C come Corinne: un caso particolare

Corinne lavora presso un datore di lavoro privato al 60 %. Quando si ritrova incinta, concorda verbalmente con la sua capa che riprenderà il lavoro dopo una pausa abbastanza lunga al 30 %. Poco tempo dopo, però la capa cambia posto di lavoro e consegna a Corinne un ottimo certificato di lavoro intermedio. Il nuovo capo non vuol più saperne di una riduzione del grado d’occupazione. Poco tempo dopo aver ripreso il lavoro, Corinne dimissiona, ma all’uscita le pagano solo una parte degli arretrati e il certificato d’uscita è molto peggiore di quello intermedio, nonostante lei abbia lavorato solo 4 giorni con il nuovo capo. L’assistenza giuridica del SEV mette a disposizione un avvocato, il cui primo intervento scritto presso il datore di lavoro non dà i frutti sperati. Solo davanti al giudice di pace si riesce ad ottenere un pagamento corretto dei retroattivi e una formulazione accettabile del certificato.

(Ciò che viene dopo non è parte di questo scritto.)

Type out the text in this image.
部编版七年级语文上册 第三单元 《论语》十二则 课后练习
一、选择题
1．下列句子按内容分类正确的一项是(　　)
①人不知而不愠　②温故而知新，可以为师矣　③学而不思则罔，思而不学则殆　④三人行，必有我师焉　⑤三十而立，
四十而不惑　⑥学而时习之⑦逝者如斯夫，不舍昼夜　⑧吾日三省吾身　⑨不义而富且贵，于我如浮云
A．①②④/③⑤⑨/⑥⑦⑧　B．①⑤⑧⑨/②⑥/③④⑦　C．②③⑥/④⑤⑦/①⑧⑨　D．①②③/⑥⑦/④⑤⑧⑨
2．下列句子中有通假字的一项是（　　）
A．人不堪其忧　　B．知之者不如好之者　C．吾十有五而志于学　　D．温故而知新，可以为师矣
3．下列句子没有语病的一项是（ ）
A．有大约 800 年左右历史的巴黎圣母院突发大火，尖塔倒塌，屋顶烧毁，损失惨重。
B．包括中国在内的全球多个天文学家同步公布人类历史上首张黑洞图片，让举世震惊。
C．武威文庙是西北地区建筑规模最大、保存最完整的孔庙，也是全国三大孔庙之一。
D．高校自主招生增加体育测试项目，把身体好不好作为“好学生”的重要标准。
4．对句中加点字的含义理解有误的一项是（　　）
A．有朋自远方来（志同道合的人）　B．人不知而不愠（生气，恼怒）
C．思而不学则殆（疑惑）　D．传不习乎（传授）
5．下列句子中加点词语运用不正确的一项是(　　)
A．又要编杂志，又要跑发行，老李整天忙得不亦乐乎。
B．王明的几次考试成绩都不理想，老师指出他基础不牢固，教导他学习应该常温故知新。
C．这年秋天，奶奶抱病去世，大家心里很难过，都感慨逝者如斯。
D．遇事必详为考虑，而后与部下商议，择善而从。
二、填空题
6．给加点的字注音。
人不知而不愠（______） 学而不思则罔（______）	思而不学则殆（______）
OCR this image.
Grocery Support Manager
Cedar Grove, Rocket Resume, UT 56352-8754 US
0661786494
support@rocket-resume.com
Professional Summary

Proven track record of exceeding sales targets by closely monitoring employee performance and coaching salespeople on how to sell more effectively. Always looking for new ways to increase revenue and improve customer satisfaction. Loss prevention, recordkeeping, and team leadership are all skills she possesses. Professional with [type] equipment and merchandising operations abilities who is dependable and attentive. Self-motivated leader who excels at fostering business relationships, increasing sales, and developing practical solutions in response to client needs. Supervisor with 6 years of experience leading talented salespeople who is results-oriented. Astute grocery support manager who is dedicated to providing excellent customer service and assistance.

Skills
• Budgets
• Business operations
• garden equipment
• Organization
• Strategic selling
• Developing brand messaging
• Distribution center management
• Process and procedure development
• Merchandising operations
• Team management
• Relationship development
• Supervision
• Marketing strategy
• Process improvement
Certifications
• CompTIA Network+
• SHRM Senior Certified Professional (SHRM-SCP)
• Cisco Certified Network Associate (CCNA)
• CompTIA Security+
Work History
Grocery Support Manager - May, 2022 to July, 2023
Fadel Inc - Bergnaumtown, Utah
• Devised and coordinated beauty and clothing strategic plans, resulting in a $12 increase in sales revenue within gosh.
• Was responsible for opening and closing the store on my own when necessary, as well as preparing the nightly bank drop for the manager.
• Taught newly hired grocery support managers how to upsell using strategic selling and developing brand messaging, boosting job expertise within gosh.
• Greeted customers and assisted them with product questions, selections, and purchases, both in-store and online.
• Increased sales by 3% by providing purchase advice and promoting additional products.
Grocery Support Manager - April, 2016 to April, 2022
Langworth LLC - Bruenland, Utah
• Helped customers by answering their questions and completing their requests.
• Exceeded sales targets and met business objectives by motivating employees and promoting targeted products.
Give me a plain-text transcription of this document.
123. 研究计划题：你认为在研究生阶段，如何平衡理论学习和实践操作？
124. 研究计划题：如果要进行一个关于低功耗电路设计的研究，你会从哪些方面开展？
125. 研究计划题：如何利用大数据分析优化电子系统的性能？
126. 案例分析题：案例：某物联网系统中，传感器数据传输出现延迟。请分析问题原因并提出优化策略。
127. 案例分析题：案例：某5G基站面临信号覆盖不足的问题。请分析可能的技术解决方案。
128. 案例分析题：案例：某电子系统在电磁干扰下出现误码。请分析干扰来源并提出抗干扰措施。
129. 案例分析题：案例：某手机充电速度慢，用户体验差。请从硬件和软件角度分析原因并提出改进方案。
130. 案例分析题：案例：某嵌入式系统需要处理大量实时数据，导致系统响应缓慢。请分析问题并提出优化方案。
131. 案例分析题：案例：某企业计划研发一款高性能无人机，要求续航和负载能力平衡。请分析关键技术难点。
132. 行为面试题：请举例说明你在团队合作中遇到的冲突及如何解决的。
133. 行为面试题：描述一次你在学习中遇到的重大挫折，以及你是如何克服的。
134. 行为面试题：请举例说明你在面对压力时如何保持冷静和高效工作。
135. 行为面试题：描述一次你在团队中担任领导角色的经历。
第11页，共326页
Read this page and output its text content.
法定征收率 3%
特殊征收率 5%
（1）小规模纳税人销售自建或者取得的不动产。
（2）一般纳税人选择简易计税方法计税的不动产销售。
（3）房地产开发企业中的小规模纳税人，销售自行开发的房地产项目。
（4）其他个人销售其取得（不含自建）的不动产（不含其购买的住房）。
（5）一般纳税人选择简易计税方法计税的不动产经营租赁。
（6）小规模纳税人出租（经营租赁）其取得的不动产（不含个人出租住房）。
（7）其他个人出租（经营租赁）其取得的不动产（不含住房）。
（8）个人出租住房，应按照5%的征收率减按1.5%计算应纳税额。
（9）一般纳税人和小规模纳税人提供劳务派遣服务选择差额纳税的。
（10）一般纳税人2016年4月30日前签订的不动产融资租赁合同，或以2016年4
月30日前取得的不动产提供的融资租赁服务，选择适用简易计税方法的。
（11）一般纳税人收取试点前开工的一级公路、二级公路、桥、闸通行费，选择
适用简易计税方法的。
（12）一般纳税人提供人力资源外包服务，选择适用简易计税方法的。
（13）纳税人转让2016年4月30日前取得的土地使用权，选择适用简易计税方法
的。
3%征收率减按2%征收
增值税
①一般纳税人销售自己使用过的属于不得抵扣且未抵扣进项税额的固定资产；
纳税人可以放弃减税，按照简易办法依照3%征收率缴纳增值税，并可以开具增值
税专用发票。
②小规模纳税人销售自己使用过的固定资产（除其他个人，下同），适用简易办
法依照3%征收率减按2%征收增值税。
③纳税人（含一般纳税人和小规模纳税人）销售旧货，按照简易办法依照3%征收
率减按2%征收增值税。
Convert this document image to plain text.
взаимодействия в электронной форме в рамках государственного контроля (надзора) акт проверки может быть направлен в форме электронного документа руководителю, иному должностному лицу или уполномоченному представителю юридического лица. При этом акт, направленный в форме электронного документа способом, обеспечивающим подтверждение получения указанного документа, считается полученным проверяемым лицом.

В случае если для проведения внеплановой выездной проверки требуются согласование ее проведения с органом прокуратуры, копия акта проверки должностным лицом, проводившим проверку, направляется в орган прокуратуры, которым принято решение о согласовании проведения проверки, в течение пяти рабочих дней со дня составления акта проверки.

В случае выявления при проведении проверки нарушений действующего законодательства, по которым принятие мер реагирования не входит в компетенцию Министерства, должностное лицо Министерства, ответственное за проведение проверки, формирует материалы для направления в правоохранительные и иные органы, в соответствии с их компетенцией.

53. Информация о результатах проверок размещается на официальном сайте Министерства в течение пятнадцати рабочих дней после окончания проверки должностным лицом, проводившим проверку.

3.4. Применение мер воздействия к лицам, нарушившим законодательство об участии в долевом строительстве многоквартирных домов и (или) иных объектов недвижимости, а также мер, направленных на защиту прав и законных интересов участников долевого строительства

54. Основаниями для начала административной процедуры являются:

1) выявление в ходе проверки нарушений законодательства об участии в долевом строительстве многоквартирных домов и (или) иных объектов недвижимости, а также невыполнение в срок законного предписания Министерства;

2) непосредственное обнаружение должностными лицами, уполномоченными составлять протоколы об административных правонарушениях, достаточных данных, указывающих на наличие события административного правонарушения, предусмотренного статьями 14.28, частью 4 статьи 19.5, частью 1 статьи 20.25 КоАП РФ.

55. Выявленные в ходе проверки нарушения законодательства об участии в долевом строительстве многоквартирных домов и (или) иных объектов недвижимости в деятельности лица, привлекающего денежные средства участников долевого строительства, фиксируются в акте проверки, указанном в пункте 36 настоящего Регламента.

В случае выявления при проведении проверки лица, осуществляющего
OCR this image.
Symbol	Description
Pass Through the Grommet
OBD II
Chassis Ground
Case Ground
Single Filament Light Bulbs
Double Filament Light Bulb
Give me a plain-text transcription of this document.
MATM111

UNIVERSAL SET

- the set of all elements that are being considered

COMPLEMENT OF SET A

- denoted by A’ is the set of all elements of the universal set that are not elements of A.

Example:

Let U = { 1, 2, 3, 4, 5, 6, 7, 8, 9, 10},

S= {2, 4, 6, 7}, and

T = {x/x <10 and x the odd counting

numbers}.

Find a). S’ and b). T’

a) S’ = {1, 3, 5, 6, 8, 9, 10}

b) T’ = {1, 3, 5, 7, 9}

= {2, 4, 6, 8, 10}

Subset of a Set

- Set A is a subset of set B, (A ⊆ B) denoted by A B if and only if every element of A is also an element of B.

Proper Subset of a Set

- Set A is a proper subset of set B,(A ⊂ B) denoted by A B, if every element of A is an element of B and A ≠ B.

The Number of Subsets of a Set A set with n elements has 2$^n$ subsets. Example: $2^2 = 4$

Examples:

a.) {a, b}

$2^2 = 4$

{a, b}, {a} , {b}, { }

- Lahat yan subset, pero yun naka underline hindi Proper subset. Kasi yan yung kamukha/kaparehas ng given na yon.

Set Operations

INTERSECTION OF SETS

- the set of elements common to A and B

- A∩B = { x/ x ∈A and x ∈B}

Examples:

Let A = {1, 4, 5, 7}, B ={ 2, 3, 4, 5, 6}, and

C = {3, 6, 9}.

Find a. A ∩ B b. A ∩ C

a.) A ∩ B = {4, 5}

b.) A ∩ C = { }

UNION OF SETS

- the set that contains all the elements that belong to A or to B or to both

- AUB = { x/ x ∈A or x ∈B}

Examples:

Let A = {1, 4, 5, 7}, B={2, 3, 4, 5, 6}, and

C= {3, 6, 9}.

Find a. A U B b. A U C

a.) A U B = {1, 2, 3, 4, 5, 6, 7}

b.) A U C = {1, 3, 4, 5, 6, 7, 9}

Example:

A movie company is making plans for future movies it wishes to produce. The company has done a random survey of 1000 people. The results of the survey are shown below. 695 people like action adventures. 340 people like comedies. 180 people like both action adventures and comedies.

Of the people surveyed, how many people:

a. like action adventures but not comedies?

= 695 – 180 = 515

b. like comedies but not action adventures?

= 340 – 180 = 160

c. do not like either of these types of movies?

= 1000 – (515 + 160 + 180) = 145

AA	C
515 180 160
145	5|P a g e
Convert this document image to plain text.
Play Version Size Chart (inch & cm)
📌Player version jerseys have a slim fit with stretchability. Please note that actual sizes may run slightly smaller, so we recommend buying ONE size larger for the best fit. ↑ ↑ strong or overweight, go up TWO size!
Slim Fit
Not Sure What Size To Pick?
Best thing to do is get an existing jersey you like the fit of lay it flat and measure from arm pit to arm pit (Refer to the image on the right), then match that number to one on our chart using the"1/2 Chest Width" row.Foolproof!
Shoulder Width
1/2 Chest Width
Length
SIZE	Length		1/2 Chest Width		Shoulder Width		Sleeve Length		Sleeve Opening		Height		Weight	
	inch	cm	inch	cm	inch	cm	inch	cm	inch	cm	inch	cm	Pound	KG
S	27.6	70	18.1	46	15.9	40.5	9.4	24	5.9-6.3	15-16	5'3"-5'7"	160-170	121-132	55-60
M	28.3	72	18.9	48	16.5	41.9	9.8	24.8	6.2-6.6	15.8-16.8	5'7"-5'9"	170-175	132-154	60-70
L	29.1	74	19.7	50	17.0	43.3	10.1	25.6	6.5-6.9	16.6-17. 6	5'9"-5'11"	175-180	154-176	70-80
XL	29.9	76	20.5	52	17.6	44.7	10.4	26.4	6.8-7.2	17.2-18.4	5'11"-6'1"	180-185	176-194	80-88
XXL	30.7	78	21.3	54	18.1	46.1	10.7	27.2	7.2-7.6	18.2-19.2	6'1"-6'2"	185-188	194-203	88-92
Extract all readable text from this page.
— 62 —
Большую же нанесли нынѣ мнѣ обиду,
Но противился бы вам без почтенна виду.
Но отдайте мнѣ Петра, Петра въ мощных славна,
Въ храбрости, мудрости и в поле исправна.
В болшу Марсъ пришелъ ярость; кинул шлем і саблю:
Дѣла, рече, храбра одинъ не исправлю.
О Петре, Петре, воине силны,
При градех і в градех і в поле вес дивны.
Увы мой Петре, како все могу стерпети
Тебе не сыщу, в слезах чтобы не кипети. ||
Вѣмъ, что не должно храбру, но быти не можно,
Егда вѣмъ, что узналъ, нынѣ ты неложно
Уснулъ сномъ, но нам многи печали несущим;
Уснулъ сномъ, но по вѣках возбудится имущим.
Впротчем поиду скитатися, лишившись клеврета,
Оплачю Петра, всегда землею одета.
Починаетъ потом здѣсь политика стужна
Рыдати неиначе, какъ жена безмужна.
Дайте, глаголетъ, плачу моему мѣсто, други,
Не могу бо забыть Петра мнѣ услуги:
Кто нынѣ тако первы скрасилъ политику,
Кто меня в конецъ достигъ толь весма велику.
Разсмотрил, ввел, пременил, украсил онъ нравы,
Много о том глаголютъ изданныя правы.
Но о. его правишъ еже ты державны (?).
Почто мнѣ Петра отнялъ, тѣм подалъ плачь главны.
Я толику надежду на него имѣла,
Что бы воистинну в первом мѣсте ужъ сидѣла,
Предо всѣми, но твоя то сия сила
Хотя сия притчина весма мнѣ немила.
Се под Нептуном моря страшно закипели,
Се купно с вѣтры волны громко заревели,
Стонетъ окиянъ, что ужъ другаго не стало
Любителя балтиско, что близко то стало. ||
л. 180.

Il team di assistenza giuridica SEV

Conclusioni

I tre casi, nella loro diversità, hanno un denominatore comune: le tre donne sono state penalizzate per essere diventate mamme.

Nemmeno appellandosi alla legge sulla parità, il cui articolo 3 recita «nei rapporti di lavoro, uomini e donne non devono essere pregiudicati né direttamente né indirettamente a causa del loro sesso, segnatamente con riferimento allo stato civile, alla situazione familiare o a una gravidanza»: le avvocate sono riuscite a risolvere a piena soddisfazione delle colleghe i problemi in cui si sono ritrovate.

L’articolo 27.3 del CCL FFS è ancora più chiaro in proposito: «Devono essere tenute in particolare considerazione le necessità delle collaboratrici e dei collaboratori con obblighi famigliari e di assistenza».